The position ended up being more like a glorified host job. But the owner did teach me a lot: He educated me on wine, we did all the ordering and invoicing together, and I learned how to fix things. At a large hotel, you don’t really deal with any of that. At a small place, if you break it, you fix it; if you order it, you pay the bill. It was a 30-seat restaurant, so we were hustling to do as many turns as possible every evening. You had to know how to adjust your books at all times on the fly, to make sure you were fitting in as many people as possible. It’s San Francisco! If there’s an empty seat, you’re losing money.
That wine training ended up paying off. My boyfriend, who’s a chef, got a job at a restaurant down in Los Angeles, and they needed someone there who knew about wine. So they hired me. That position led to a job at Suzanne Goin’s restaurant Tavern, and then eventually I got hired to open a restaurant called Mercato de Vetro. I had to go through 15 interviews to get that job. A part of me still doesn’t know how I got that job. But maybe it was because I am a pleasant person. I laugh a lot. There is a lot of sincerity in the way I talk. I had a good energy about me, and I felt like I was good to work with.
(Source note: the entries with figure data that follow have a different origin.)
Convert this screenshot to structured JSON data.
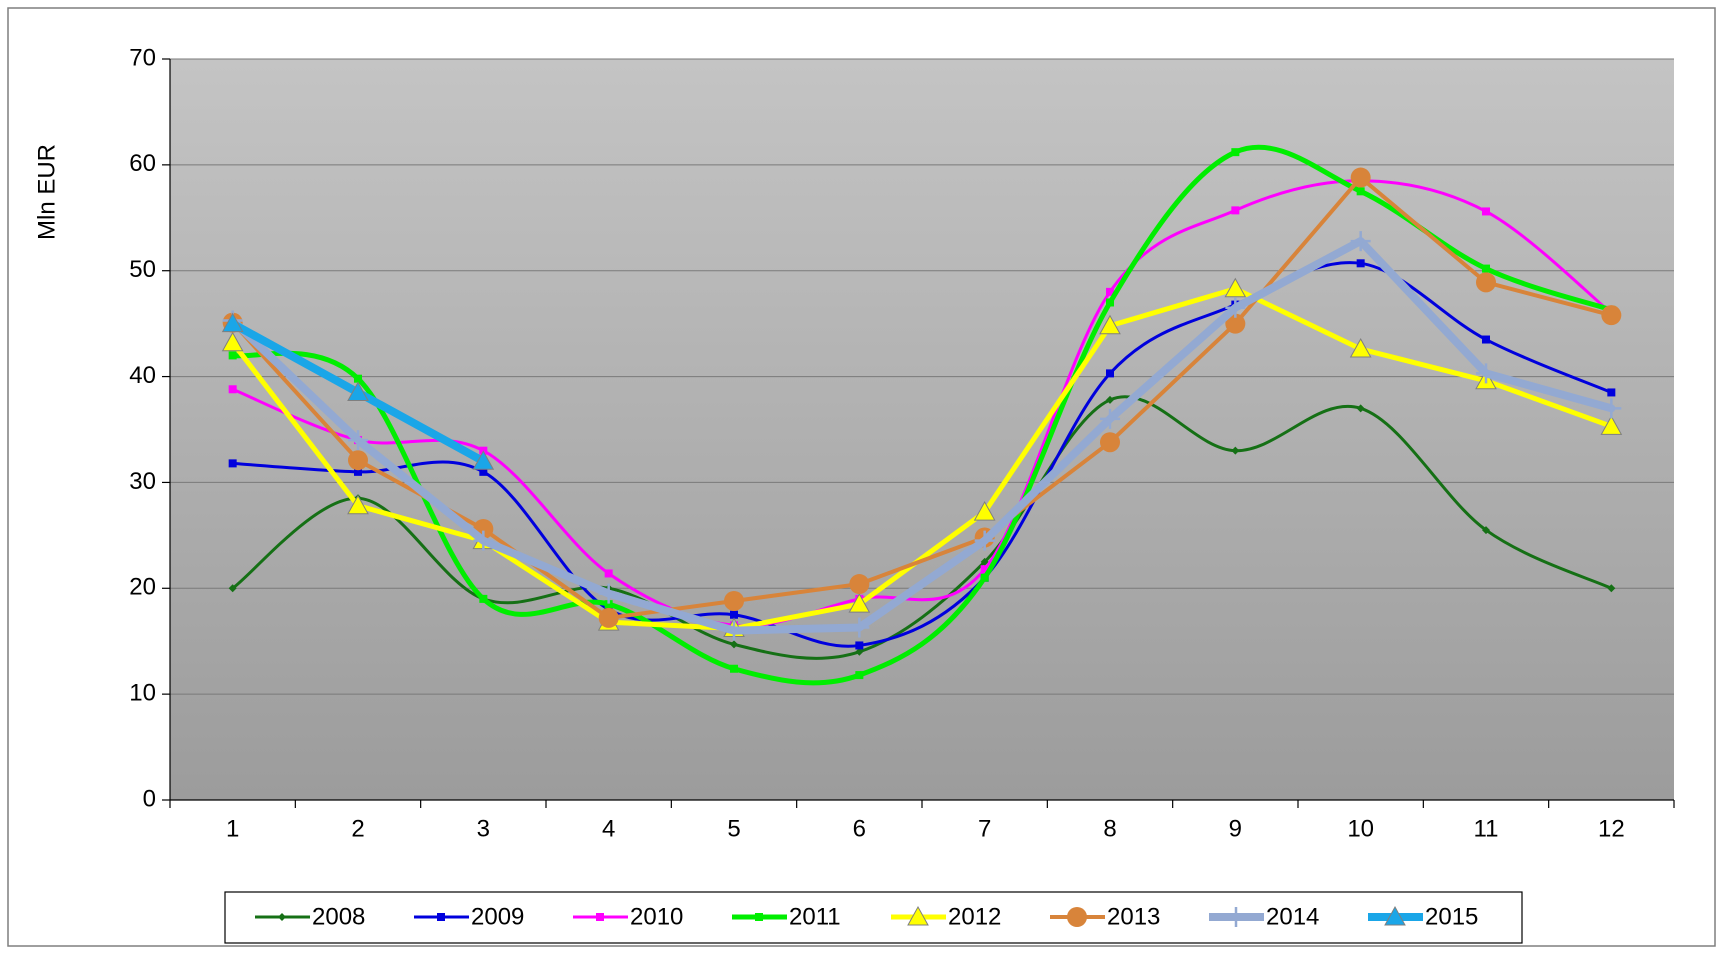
{
  "chart_data": {
    "type": "line",
    "y_label": "Mln EUR",
    "categories": [
      "1",
      "2",
      "3",
      "4",
      "5",
      "6",
      "7",
      "8",
      "9",
      "10",
      "11",
      "12"
    ],
    "ylim": [
      0,
      70
    ],
    "yticks": [
      0,
      10,
      20,
      30,
      40,
      50,
      60,
      70
    ],
    "grid": true,
    "legend": "bottom",
    "series": [
      {
        "name": "2008",
        "color": "#157015",
        "width": 3,
        "smooth": true,
        "marker": "diamond",
        "values": [
          20,
          28.5,
          19,
          20,
          14.7,
          14,
          22.5,
          37.8,
          33,
          37,
          25.5,
          20
        ]
      },
      {
        "name": "2009",
        "color": "#0000dd",
        "width": 3,
        "smooth": true,
        "marker": "square",
        "values": [
          31.8,
          31,
          31,
          18,
          17.5,
          14.6,
          21,
          40.3,
          46.8,
          50.7,
          43.5,
          38.5
        ]
      },
      {
        "name": "2010",
        "color": "#ff00ff",
        "width": 3,
        "smooth": true,
        "marker": "square",
        "values": [
          38.8,
          34,
          33,
          21.4,
          16.5,
          19,
          21.8,
          48,
          55.7,
          58.5,
          55.6,
          46
        ]
      },
      {
        "name": "2011",
        "color": "#00ee00",
        "width": 5,
        "smooth": true,
        "marker": "square",
        "values": [
          42,
          39.8,
          19,
          18.5,
          12.4,
          11.8,
          21,
          47,
          61.2,
          57.5,
          50.2,
          46.3
        ]
      },
      {
        "name": "2012",
        "color": "#ffff00",
        "width": 5,
        "smooth": false,
        "marker": "triangle",
        "values": [
          43.2,
          27.8,
          24.5,
          16.8,
          16.2,
          18.5,
          27.2,
          44.8,
          48.3,
          42.6,
          39.6,
          35.3
        ]
      },
      {
        "name": "2013",
        "color": "#d8843a",
        "width": 4,
        "smooth": false,
        "marker": "circle",
        "values": [
          45.1,
          32.1,
          25.6,
          17.2,
          18.8,
          20.4,
          24.8,
          33.8,
          45,
          58.8,
          48.9,
          45.8
        ]
      },
      {
        "name": "2014",
        "color": "#93a9d2",
        "width": 8,
        "smooth": false,
        "marker": "plus",
        "values": [
          45.3,
          34,
          24.5,
          19.5,
          16,
          16.3,
          24.5,
          36,
          46.5,
          52.8,
          40.3,
          37
        ]
      },
      {
        "name": "2015",
        "color": "#1aa6e8",
        "width": 8,
        "smooth": false,
        "marker": "triangle",
        "values": [
          45,
          38.5,
          32,
          null,
          null,
          null,
          null,
          null,
          null,
          null,
          null,
          null
        ]
      }
    ]
  }
}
I learned the most from that job than any other position I’ve had. We would get to work at 8AM and train the staff until 4PM, and then the staff would leave, and we would work until 3AM. We did that for three weeks. I would get home at three in the morning, and I would have to be at work before eight. But it was really fun. We were all really excited, and I had a good attitude about it.
After we opened, all the managers left, so I had to step up and run the place by myself with only one junior manager. I took ownership over the restaurant. I enjoyed worrying about whether our costs were too high or how to manage the staff. I felt pride in our restaurant. I started to really think: Wow, maybe I can open my own restaurant.
The restaurant ended up closing after two years. But I learned a lot about what not to do. For example, we were spending, like, a thousand dollars on a trashcan, and 25 dollars on a single piece of silverware. They did a lot of things right, and a lot of things that didn’t work. I took the pieces that fit me and let go of the ones that didn’t.
After taking one more job — at a high-volume restaurant called Katsuya — I had two kids, took a year off, and moved back to San Francisco. At that point, I was still thinking about owning my own place, and my husband was, too. I figured that if you work the front of house, you can go two ways: you can be a food and beverage director at a hotel or you can own your own place. I chose the latter.
So I got to it. We got our family to be our investors, we found an amazing place near where we lived, and, on a pretty shoestring budget, we opened up Son’s Addition about two and a half months ago.
It’s not a perfect restaurant. We are still learning. It’s unbelievably hard. But I feel grateful for everything I learned leading up to this point. I am thankful for the breadth of experience that I got and my ability to put my head down and work through challenges. The thing about owning your own place is that you have to know how to do everyone’s position. You also have to know how to treat people — it’s important to breed loyalty. In this industry, there are too many restaurants and too many people. People will go for money unless they are loyal to you and that comes from treating people like people.